My introduction to story-based activism happened at the Story-Field conference at the Shambhala Mountain Center in Denver, CO. I can't remember exactly how it went down, but there was Tom Atlee, Peggy Holman, Dana Lynne Andersen, ...
I remember David Korten writing in Getting to the 21st Century, I think it was Chapter 10, where he wrote about the levels of activism.
Level 1: OMG, there's a disaster, let's go help those people.
Over time, though, you realize -- "We're pulling babies out of the river, but there are people upstream pushing them in."
Level 2: Community development.
Rather than giving a person fish, you are now someone who is teaching people to fish.
Level 3: Community-Government-Corporation cross-development.
Realizing that the problems stem from a complex web of interconnected issues, and that it really requires mass cooperation to really make effective change, you work on forging exactly that.
Level 4: ???
Level 4 is something that David Korten was trying to see for a while (if I remember the story right,) and he eventually figured out what it was: Movement-based politics.
When there's a mass social movement towards accomplishing something, whether it be a literacy movement or putting a man on the moon, it generally gets done.
You're not working at the level of intentional "visible" things; Rather, you're working here on the background, on the general framing, on the "low-frequency dialog." How does one do that?

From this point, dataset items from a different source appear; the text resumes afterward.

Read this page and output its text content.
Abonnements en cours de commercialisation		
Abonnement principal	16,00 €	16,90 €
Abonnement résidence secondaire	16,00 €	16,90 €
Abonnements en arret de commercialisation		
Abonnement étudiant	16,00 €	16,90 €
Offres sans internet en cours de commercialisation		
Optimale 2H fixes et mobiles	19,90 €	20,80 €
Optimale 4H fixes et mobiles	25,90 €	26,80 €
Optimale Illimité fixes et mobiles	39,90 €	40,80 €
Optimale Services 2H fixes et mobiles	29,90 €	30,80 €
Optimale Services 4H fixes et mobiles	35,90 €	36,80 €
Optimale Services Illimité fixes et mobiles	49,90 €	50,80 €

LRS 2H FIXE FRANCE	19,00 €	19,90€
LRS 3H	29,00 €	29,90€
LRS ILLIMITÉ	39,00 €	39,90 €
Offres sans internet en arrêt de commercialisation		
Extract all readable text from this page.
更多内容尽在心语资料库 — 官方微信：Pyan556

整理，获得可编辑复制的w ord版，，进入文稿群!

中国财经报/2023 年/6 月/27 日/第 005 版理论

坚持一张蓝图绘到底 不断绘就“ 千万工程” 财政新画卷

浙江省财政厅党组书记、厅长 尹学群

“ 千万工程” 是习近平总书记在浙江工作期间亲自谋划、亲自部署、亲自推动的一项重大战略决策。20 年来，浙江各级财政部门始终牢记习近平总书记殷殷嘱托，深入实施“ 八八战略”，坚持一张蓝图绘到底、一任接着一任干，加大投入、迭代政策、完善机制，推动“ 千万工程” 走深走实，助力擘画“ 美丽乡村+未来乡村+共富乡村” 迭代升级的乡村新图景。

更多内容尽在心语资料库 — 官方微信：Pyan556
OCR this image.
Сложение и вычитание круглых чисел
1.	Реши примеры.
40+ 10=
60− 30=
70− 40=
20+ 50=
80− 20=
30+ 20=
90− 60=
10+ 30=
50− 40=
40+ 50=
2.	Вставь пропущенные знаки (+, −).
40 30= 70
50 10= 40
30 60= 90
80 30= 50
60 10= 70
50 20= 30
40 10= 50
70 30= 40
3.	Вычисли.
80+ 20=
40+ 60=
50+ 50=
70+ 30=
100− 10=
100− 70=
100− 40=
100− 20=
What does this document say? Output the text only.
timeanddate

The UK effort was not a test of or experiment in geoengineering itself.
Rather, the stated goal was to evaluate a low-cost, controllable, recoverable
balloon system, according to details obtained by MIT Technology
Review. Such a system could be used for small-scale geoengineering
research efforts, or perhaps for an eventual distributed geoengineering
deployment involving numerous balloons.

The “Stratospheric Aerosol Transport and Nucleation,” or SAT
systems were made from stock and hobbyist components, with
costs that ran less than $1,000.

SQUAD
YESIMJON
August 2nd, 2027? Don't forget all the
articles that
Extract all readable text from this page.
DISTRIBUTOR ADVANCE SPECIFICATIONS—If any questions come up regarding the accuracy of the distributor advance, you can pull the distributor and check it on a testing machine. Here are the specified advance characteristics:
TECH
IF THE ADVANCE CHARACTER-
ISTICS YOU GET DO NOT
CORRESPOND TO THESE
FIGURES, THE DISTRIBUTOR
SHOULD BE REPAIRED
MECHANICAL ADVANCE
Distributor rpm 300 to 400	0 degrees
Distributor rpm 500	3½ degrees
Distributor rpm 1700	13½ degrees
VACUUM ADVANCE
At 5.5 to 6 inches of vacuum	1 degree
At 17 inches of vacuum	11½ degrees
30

Well, that's what much of the storyfield conference was about, its connected with the George Lakoff world of framing, and it's what the book that Brandon Williams Craig is referencing is about how to specifically conduct.
If you click on the ideas part of the page, (and perhaps on story based strategy in particular,) you'll get a sense for how this plane of activism is conducted.
Additional reference: Dream: Re-Awakening Progressive Politics in an Age of Fantasy. -- I keep pushing this book here, and I will continue to do so: I really do want to see more imagination, fantasy, spectacle, and beauty in our political efforts. Reawakening the social imagination, the utopian impulse, is really important to me; I always liked the quote on the cover of the Fragments of an Anarchist Anthropology: "Basically, if you’re not a utopianist, you’re a schmuck."